The man stayed a while Just sitting listening to the sea, feeling the strong caress of the breeze and the warming rays of the sunlight. He seemed mesmerised just gazing seaward, but in fact, he was thanking God for the wonder of his daily creation. The moment would arrive spontaneously when he would stand up and go into the ocean for his daily swim. It was always good if someone was swimming before him, not for any particular reason; it just made him feel better.

He waded in treading gingerly on the stones which had been washed ashore by the storm of the night before, together with occasional piles of driftwood. There was a small step, and as he went down it, he jumped forward into the wave and screamed to lessen the effect of the sudden cold encompassing his body.
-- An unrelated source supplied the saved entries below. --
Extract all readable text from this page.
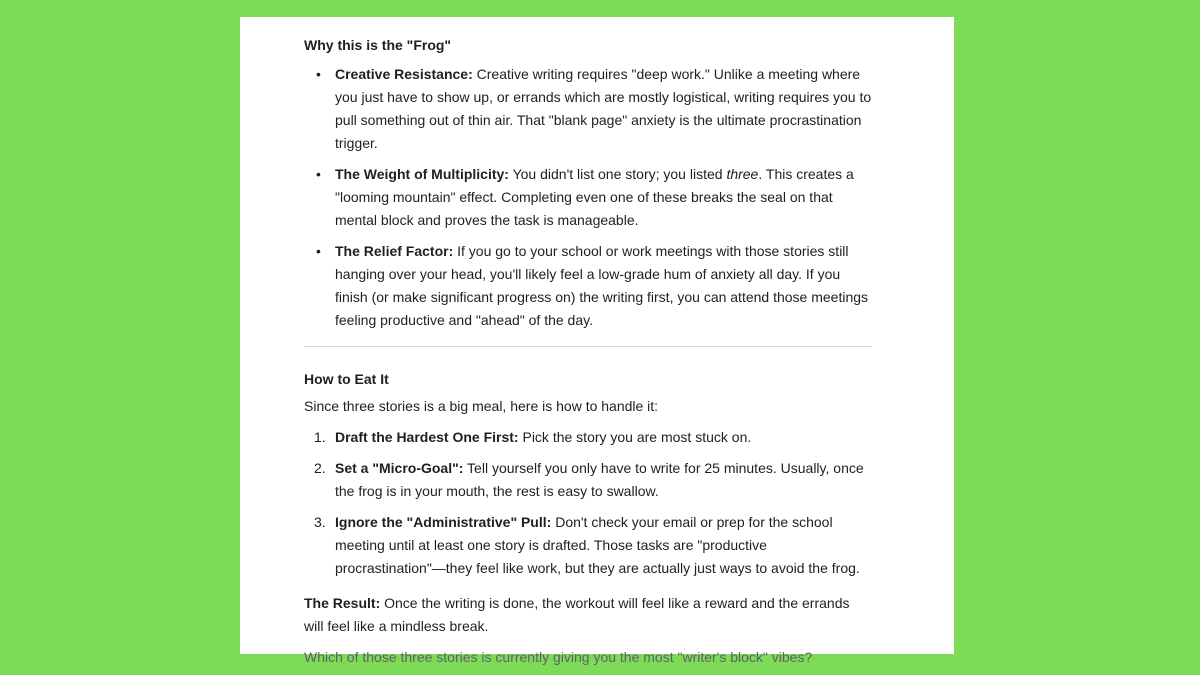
Why this is the "Frog"

• Creative Resistance: Creative writing requires "deep work." Unlike a meeting where you just have to show up, or errands which are mostly logistical, writing requires you to pull something out of thin air. That "blank page" anxiety is the ultimate procrastination trigger.
• The Weight of Multiplicity: You didn't list one story; you listed three. This creates a "looming mountain" effect. Completing even one of these breaks the seal on that mental block and proves the task is manageable.
• The Relief Factor: If you go to your school or work meetings with those stories still hanging over your head, you'll likely feel a low-grade hum of anxiety all day. If you finish (or make significant progress on) the writing first, you can attend those meetings feeling productive and "ahead" of the day.

How to Eat It

Since three stories is a big meal, here is how to handle it:

1. Draft the Hardest One First: Pick the story you are most stuck on.
2. Set a "Micro-Goal": Tell yourself you only have to write for 25 minutes. Usually, once the frog is in your mouth, the rest is easy to swallow.
3. Ignore the "Administrative" Pull: Don't check your email or prep for the school meeting until at least one story is drafted. Those tasks are "productive procrastination"—they feel like work, but they are actually just ways to avoid the frog.

The Result: Once the writing is done, the workout will feel like a reward and the errands will feel like a mindless break.

Which of those three stories is currently giving you the most "writer's block" vibes?
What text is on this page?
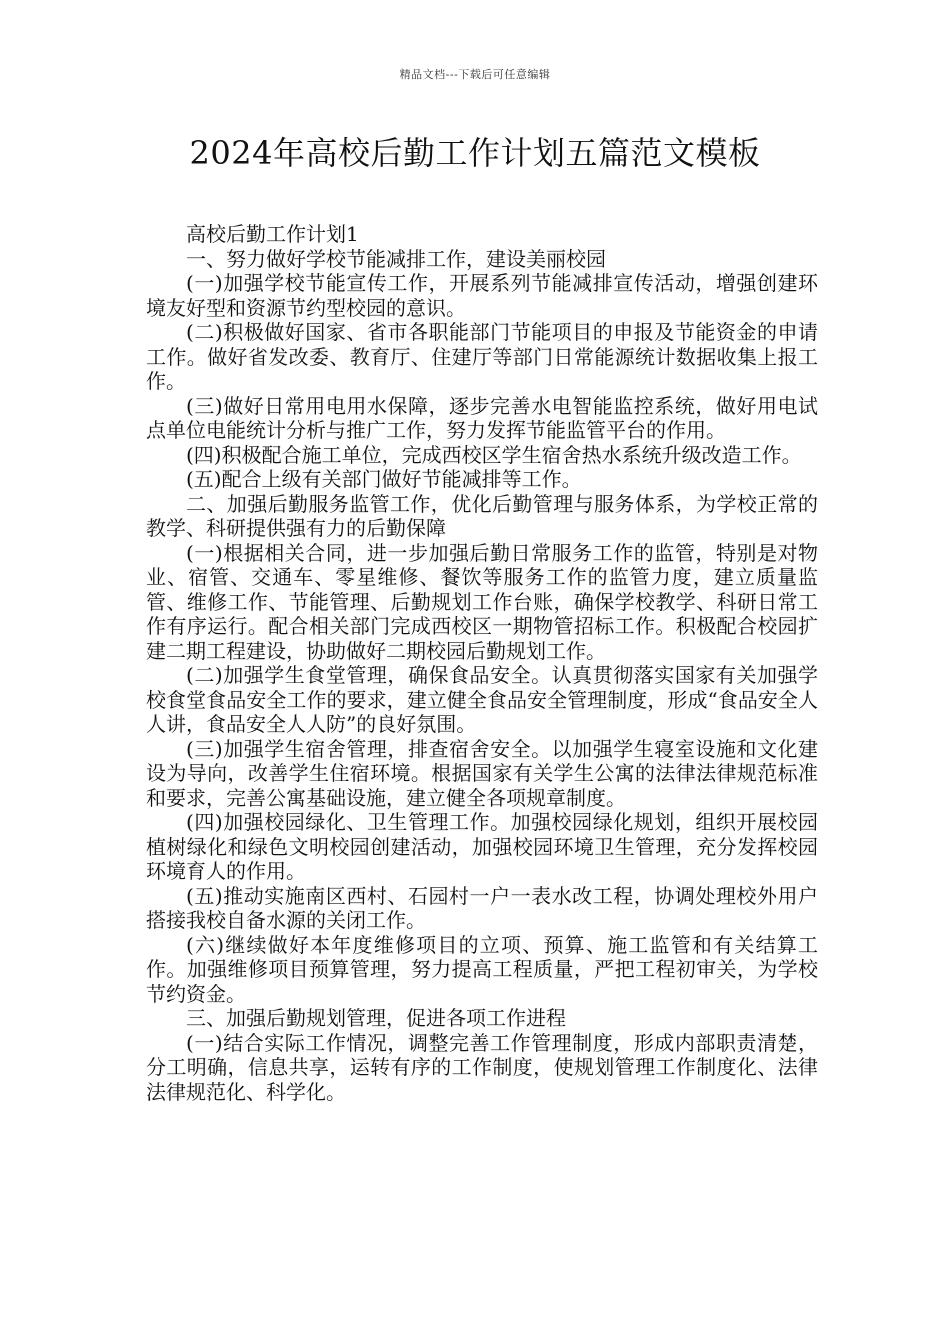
精品文档---下载后可任意编辑
2024年高校后勤工作计划五篇范文模板

高校后勤工作计划1

一、努力做好学校节能减排工作，建设美丽校园

(一)加强学校节能宣传工作，开展系列节能减排宣传活动，增强创建环境友好型和资源节约型校园的意识。

(二)积极做好国家、省市各职能部门节能项目的申报及节能资金的申请工作。做好省发改委、教育厅、住建厅等部门日常能源统计数据收集上报工作。

(三)做好日常用电用水保障，逐步完善水电智能监控系统，做好用电试点单位电能统计分析与推广工作，努力发挥节能监管平台的作用。

(四)积极配合施工单位，完成西校区学生宿舍热水系统升级改造工作。

(五)配合上级有关部门做好节能减排等工作。

二、加强后勤服务监管工作，优化后勤管理与服务体系，为学校正常的教学、科研提供强有力的后勤保障

(一)根据相关合同，进一步加强后勤日常服务工作的监管，特别是对物业、宿管、交通车、零星维修、餐饮等服务工作的监管力度，建立质量监管、维修工作、节能管理、后勤规划工作台账，确保学校教学、科研日常工作有序运行。配合相关部门完成西校区一期物管招标工作。积极配合校园扩建二期工程建设，协助做好二期校园后勤规划工作。

(二)加强学生食堂管理，确保食品安全。认真贯彻落实国家有关加强学校食堂食品安全工作的要求，建立健全食品安全管理制度，形成“食品安全人人讲，食品安全人人防”的良好氛围。

(三)加强学生宿舍管理，排查宿舍安全。以加强学生寝室设施和文化建设为导向，改善学生住宿环境。根据国家有关学生公寓的法律法律规范标准和要求，完善公寓基础设施，建立健全各项规章制度。

(四)加强校园绿化、卫生管理工作。加强校园绿化规划，组织开展校园植树绿化和绿色文明校园创建活动，加强校园环境卫生管理，充分发挥校园环境育人的作用。

(五)推动实施南区西村、石园村一户一表水改工程，协调处理校外用户搭接我校自备水源的关闭工作。

(六)继续做好本年度维修项目的立项、预算、施工监管和有关结算工作。加强维修项目预算管理，努力提高工程质量，严把工程初审关，为学校节约资金。

三、加强后勤规划管理，促进各项工作进程

(一)结合实际工作情况，调整完善工作管理制度，形成内部职责清楚，分工明确，信息共享，运转有序的工作制度，使规划管理工作制度化、法律法律规范化、科学化。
He swam aggressively for the first twenty metres using a breast style with his arms low down in the water, cupped hands pulling him along powerfully so that half of his back and his shoulders rose out of the water with every stroke.

He flipped over at the end of a move into a gentle but intense backstroke and pulled his way through the sea rapidly for some one hundred metres.  He stopped and just lay there, floating, his body now adjusted to that of his momentary environment, his heart beating gracefully, at rest.

When he turned into the next wavelet to resume his swim, he swam into the vivid gold of the sun shining off the water; you needed to be in the sea to see it. It came in sheets all moving together it was like being immersed in one endless composition of floating, leaping dancing sheets of gold, a giant field of incandescent burnished lustre. It blinded him as he was looking directly into its brilliance, uninhibitedly, glorying in the wonder of creation. It was the sort of blindness that created phantoms, floating black spots, and objects.

One of the black phantoms didn’t disappear, so he blinked his eyes to clear them, once, twice it just seemed to continue there, growing larger slowly.

The man swam gently but surely, pulling hard into the brilliance and toward the black object. The wavelets and the current gradually swept it along to where he pulled with long strokes. He was curious now, the object continued its gradual traverse, and he tried shielding his eyes to see into the glare. It was bigger than he had thought and suddenly not so black. Then he saw movement and realised that it was a hand, many hands waving. It was some sort of boat lying very low in the water, and there were people, black faces and shirts, garments of all colours. There were hundreds of them all sitting together tightly cramped.

A sound of wailing, of moaning and crying, reached the swimmer’s ears. He saw that the craft was actually sinking and that the occasional wave, even though they were not big was swamping it. Out of the corner of his eye, he noticed some men on the beach waving and shouting. He swam now urgently, desperately towards the sinking rubber boat noticing two or three men in the water pulling the object toward the shore. He grabbed a line and started pulling shoreward but the boat was underwater, and people were screaming now.

Other swimmers were coming out from the shore to help, it was only two hundred metres or so, and yet people were drowning. The pulling was useless; the boat had become a dead weight in the water, the man went amongst the people, and taking a screaming woman from the multitude grabbed her and two hysterical children and pulled them backward by the neck or by the hair toward the shore. Others had joined him as he struggled dumping the rescued and returning for more, again and again, but the screaming continued, and he was exhausted now.

When they dragged him up the shore, out of the sea, he asked if all had been saved, but no one answered, and looking towards the light he saw them pulling lifeless bodies from the water. He could hear sirens and could see uniformed men arriving, and a big cutter drew up offshore, and he could see frogmen dropping into the sea.

This truly, he thought was the start of Armageddon.

Paul OGarra. In Tribute to the multitudes of faceless victims of those evil persons, corporations, and countries who have the audacity to wave the flag of the Western, Eastern, and Christian worlds and civilizations in an evil pursuit of their own world hegemony and interests.